This is part two in a series that addresses the technology trends the Private Equity industry is facing. Curious to read more? Here’s part one from the head of our Capital Markets practice.
If your technology strategies aren’t producing rapid results, your firm isn’t performing at its best — let alone outperforming competitors to take advantage of the rapidly-changing economic conditions to deploy capital.
As of June 2020, Preqin reports that the dry powder private equity funds have to deploy sits at an all-time high of $1.45 trillion globally. According to the Wall Street Journal, “of all the dry powder in the buyout industry, about 85% is earmarked for funds raised from 2017 to 2019, according to analysis by the investment and consulting firm Cambridge Associates.”
This translates into substantial available capital for new investments, but what does this mean for tech?
High-powered, high-speed solutions
The record-high dry powder correlates to the need for record-breaking productivity for firms as they look to deploy capital into smart investments. In the last several months as the SBA has released over $750B to fund the Paycheck Protection Program, traditional lenders have struggled to keep up with the transactional load and have increasingly turned to high-tech solutions to keep operations afloat. And although PE firms were excluded from the PPP legislation, we can take cues and learn lessons from this scenario, which has led to acute technology challenges. The productivity needs for private equity dealmaking professionals, alternative lenders, and those who service private investors require similar high-powered solutions.

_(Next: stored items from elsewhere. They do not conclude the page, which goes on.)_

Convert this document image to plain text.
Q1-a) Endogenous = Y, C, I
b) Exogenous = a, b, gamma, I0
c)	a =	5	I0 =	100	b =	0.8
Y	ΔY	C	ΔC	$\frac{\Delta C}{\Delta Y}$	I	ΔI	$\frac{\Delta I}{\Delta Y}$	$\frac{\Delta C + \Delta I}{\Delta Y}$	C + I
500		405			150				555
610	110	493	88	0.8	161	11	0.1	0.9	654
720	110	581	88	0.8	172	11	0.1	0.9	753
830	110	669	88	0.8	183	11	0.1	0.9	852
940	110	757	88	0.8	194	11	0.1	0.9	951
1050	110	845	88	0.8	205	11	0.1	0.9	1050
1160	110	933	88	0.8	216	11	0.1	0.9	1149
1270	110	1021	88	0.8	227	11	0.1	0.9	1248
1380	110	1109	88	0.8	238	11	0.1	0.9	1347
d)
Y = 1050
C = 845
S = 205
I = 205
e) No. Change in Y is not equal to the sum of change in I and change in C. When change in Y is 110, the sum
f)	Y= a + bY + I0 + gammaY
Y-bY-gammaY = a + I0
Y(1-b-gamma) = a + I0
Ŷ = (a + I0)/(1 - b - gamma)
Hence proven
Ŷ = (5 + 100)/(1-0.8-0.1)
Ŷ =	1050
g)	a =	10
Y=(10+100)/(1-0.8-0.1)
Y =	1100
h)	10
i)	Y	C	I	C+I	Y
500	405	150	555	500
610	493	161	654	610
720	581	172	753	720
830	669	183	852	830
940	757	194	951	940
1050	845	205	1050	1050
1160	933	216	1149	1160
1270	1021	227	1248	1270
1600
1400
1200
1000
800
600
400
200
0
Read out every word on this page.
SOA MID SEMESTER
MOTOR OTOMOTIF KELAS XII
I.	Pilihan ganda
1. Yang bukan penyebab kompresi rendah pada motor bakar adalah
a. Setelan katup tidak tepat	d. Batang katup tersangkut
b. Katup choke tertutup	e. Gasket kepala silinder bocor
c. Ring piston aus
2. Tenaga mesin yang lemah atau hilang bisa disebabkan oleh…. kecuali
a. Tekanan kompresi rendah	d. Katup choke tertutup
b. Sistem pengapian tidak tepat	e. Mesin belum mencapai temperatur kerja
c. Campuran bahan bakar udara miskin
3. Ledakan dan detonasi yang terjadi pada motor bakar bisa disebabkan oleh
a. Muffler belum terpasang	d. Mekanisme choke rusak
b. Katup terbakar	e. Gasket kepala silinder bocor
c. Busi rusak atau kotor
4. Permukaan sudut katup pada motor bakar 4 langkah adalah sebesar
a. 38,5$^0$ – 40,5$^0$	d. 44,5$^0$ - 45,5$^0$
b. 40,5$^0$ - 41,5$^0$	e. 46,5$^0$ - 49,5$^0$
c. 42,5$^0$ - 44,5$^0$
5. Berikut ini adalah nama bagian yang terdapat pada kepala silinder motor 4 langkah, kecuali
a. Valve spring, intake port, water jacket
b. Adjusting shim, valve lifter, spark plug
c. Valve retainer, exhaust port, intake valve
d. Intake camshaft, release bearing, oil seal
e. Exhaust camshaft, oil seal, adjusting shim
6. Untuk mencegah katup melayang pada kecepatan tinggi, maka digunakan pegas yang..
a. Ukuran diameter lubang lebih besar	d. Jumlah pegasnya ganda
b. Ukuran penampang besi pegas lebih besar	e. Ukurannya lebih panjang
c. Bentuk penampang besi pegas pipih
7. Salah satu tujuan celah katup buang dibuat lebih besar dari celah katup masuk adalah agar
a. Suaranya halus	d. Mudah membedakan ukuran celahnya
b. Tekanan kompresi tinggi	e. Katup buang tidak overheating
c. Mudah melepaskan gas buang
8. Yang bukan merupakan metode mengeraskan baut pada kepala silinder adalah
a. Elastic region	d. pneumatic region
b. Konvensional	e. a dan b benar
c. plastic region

First, technology powers a collaborative dealmaking and productive investment management process for Private Equity. The apps and IP we have built in partnership with clients help teams manage their pipeline and allocate in-flight deals to funds, geographies, and strategies as they evaluate their investments and run the diligence process. The analytics and reporting tools these firms use help management visualize data about investments to make the best-informed decisions and close the loop back to fund performance. These firms are well-positioned under these market conditions.
Insights in an instant
But for firms that lack centralized productivity and collaboration tools, this is a major pain point. How does management gain insight into the best assets and the best add-ons across hundreds of potential investments? How do deal teams prioritize work, manage the diligence process, and evaluate firm cultures so they invest their capital in the most effective way?
Private Equity firms looking to build or reboot their technology strategy at this moment in history are laser-focused on productivity, process improvement, and operations — especially as it pertains to the deal pipeline and investment process. Firms with buy-out funds and distressed asset strategies are especially keen to operationalize their deal flow, committee reviews, and diligence process as the volume of opportunities accelerates into the second half of 2020.
Beyond managing the growing volume of potential investments, firms are increasingly interested in smart, AI-powered tools that bring about a productive edge in day-to-day operations. We have been rolling out next-gen tools like Salesforce Inbox to help deal professionals get the early jump on deals through smart meeting scheduling, read receipts that measure client and investor engagement, and more. And firms with direct lending operations are extending their productivity in major ways through client-facing portals to securely manage requests and establish direct lines of communication to clients in these highly-volatile times.